In women provides a sense of well-being, improves libido (sex drive), helps maintain the vaginal mucosa and bone tissue. It is also needed for heart health, skin elasticity and muscle mass. Women have 1/5 to 1/10 the amount of testosterone as men. Testosterone can be converted to estraiol via the enzyme aromatase that are found in fat cells. The more fat cells the more estrogen, which is true for women as well as men.

Dehydroepiandrosterone

Dhea is the most abundant steroid hormone in the body and is the principle androgen precursor. Dhea is produced by the adrenal glands and can be used to make estradiol, estrone, estriol, and testosterone.

Androstenedione

Androstenedione is made from Dhea in the adrenal glands. It is the building block for estrogens and testosterone and is critical for the production of steroid hormones after menopause.

Glucocorticoids

Cortisol is released by the adrenal glands in response to physical and emotional stresses. It is essential in mobilizing the body's defenses against infection and inflammation.

Levels are highest in the am to combat the stress of overnight fasting and to start the breakdown of proteins into simple sugars to provide glucose to the brain.

Hormone Interactions

The interactions between various hormone groups are as important as the actions of the hormones themselves.

Estrogen and Cortisol

Estrogens are made from androstenedione and testosterone via the action of the enzyme aromatase. Cortisol stimulates aromatase activity, which in turns promotes estrogen formation. Cortisol also promotes deposition of fat around the waist, which is where the aromatase. Therefore excess cortisol translates into excess estrogen in both men and women.

Progesterone and Cortisol

P4 interacts directly with cortisol at the receptor level. These two complete for the same receptor and therefore if there is a lot of stress and a lot cortisol the cortisol may block the actions of p4.

Dhea and Cortisol

Dhea and cortisol have opposite effects on immune function and regulation of blood sugar. Dhea can improve sensitivity to insulin, which helps lower blood glucose levels. Cortisol increases blood glucose levels. When cortisol levels are high, more Dhea must be released to balance the effects of cortisol.

Androgens and Cortisol

The ration between cortisol and androgenic hormones is essential for maintaining muscle mass. Androgens build muscle, cortisol breaks it down. As we age, or when stressed, we tend to have more cortisol relative to androgens which results in a net loss of muscle mass and bone. Cortisol and androgens can act on the same gene in opposite ways, so cortisol can directly oppose the message that the androgen is trying to deliver.

Thyroid and Cortisol

They have a mutually dependent relationship. A certain amount of thyroid is needed for cortisol to work properly, and a certain amount of cortisol is necessary for thyroid hormones to work properly. This means that the signs and symptoms of a deficiency in one hormone family can actually be due to a deficiency in the other hormone family. An excess of cortisol can impair the activity of thyroid.

Hormone Balance

Progesterone and Estrogens

Estrogen and progesterone receptors are found in the same tissue and need to be in balance for optimum action. Too much of one produces symptoms of a deficiency of the other. Hormone replacement is the attempt to restore the balance needed to be symptom free.

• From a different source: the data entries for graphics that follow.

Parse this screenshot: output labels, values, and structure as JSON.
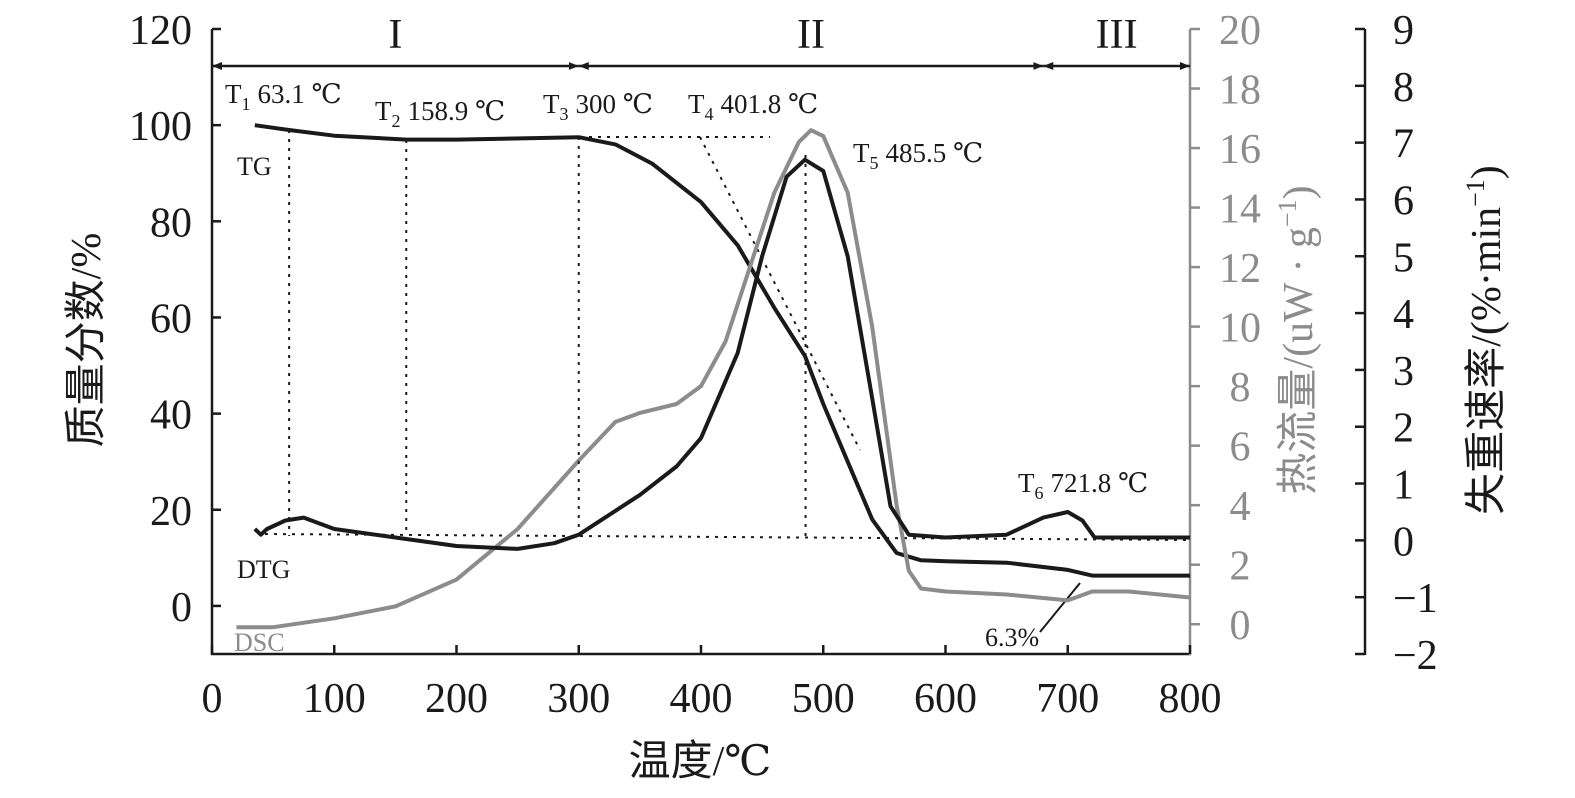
{
  "chart_data": {
    "type": "line",
    "xlabel": "温度/℃",
    "ylabel": "质量分数/%",
    "y2label": {
      "text": "热流量/(uW · g",
      "sup": "−1",
      "tail": ")"
    },
    "y3label": {
      "text": "失重速率/(%·min",
      "sup": "−1",
      "tail": ")"
    },
    "xlim": [
      0,
      800
    ],
    "xticks": [
      0,
      100,
      200,
      300,
      400,
      500,
      600,
      700,
      800
    ],
    "ylim": [
      -10,
      120
    ],
    "yticks": [
      0,
      20,
      40,
      60,
      80,
      100,
      120
    ],
    "y2lim": [
      -1,
      20
    ],
    "y2ticks": [
      0,
      2,
      4,
      6,
      8,
      10,
      12,
      14,
      16,
      18,
      20
    ],
    "y3lim": [
      -2,
      9
    ],
    "y3ticks": [
      {
        "value": -2,
        "label": "−2"
      },
      {
        "value": -1,
        "label": "−1"
      },
      0,
      1,
      2,
      3,
      4,
      5,
      6,
      7,
      8,
      9
    ],
    "series": [
      {
        "name": "TG",
        "axis": "y",
        "color": "#1a1a1a",
        "x": [
          35,
          63,
          100,
          159,
          200,
          300,
          330,
          360,
          400,
          430,
          460,
          485,
          500,
          520,
          540,
          560,
          580,
          600,
          650,
          700,
          720,
          800
        ],
        "values": [
          100,
          99,
          97.8,
          97,
          97,
          97.5,
          96,
          92,
          84,
          75,
          62,
          52,
          42,
          30,
          18,
          11,
          9.5,
          9.3,
          9,
          7.5,
          6.3,
          6.3
        ]
      },
      {
        "name": "DSC",
        "axis": "y2",
        "color": "#8c8c8c",
        "x": [
          20,
          50,
          100,
          150,
          200,
          250,
          300,
          330,
          350,
          380,
          400,
          420,
          440,
          460,
          480,
          490,
          500,
          520,
          540,
          560,
          570,
          580,
          600,
          650,
          700,
          720,
          750,
          800
        ],
        "values": [
          -0.1,
          -0.1,
          0.2,
          0.6,
          1.5,
          3.2,
          5.5,
          6.8,
          7.1,
          7.4,
          8,
          9.5,
          12,
          14.5,
          16.2,
          16.6,
          16.4,
          14.5,
          10,
          4,
          1.8,
          1.2,
          1.1,
          1.0,
          0.8,
          1.1,
          1.1,
          0.9
        ]
      },
      {
        "name": "DTG",
        "axis": "y3",
        "color": "#1a1a1a",
        "x": [
          35,
          40,
          45,
          60,
          75,
          100,
          150,
          200,
          250,
          280,
          300,
          350,
          380,
          400,
          430,
          450,
          470,
          485,
          500,
          520,
          540,
          555,
          570,
          600,
          650,
          680,
          700,
          712,
          722,
          800
        ],
        "values": [
          0.2,
          0.1,
          0.2,
          0.35,
          0.4,
          0.2,
          0.05,
          -0.1,
          -0.15,
          -0.05,
          0.1,
          0.8,
          1.3,
          1.8,
          3.3,
          5,
          6.4,
          6.7,
          6.5,
          5,
          2.5,
          0.6,
          0.1,
          0.05,
          0.1,
          0.4,
          0.5,
          0.35,
          0.05,
          0.05
        ]
      }
    ],
    "regions": [
      {
        "label": "I",
        "start": 0,
        "end": 300
      },
      {
        "label": "II",
        "start": 300,
        "end": 680
      },
      {
        "label": "III",
        "start": 680,
        "end": 800
      }
    ],
    "annotations": [
      {
        "symbol": "T",
        "subscript": "1",
        "x": 63.1,
        "label": "63.1 ℃"
      },
      {
        "symbol": "T",
        "subscript": "2",
        "x": 158.9,
        "label": "158.9 ℃"
      },
      {
        "symbol": "T",
        "subscript": "3",
        "x": 300,
        "label": "300 ℃"
      },
      {
        "symbol": "T",
        "subscript": "4",
        "x": 401.8,
        "label": "401.8 ℃"
      },
      {
        "symbol": "T",
        "subscript": "5",
        "x": 485.5,
        "label": "485.5 ℃"
      },
      {
        "symbol": "T",
        "subscript": "6",
        "x": 721.8,
        "label": "721.8 ℃"
      }
    ],
    "residue_label": "6.3%"
  }
}
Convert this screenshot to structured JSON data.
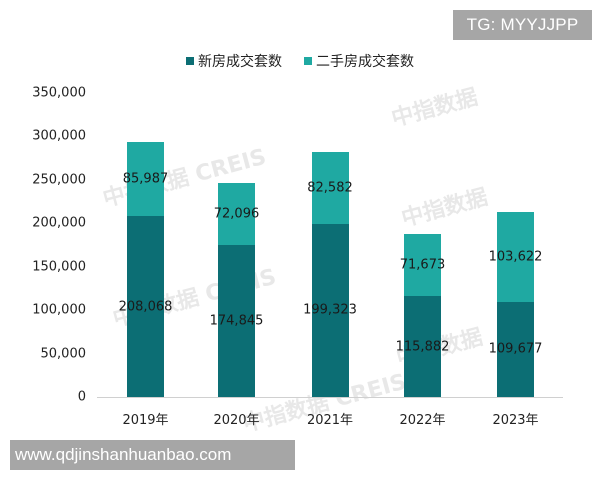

Estrogens and Thyroid Hormones

Excess estrogens suppress the action of thyroid hormones in men and women. Remember the aromatase action producing estrogen from testosterone. Progesterone can assist the action of thyroid.

Functional Deficiency

Menopause and andropause symptoms are essentially the results of hormone imbalances. These imbalances and therefore symptoms can occur at any time due to any number of reasons.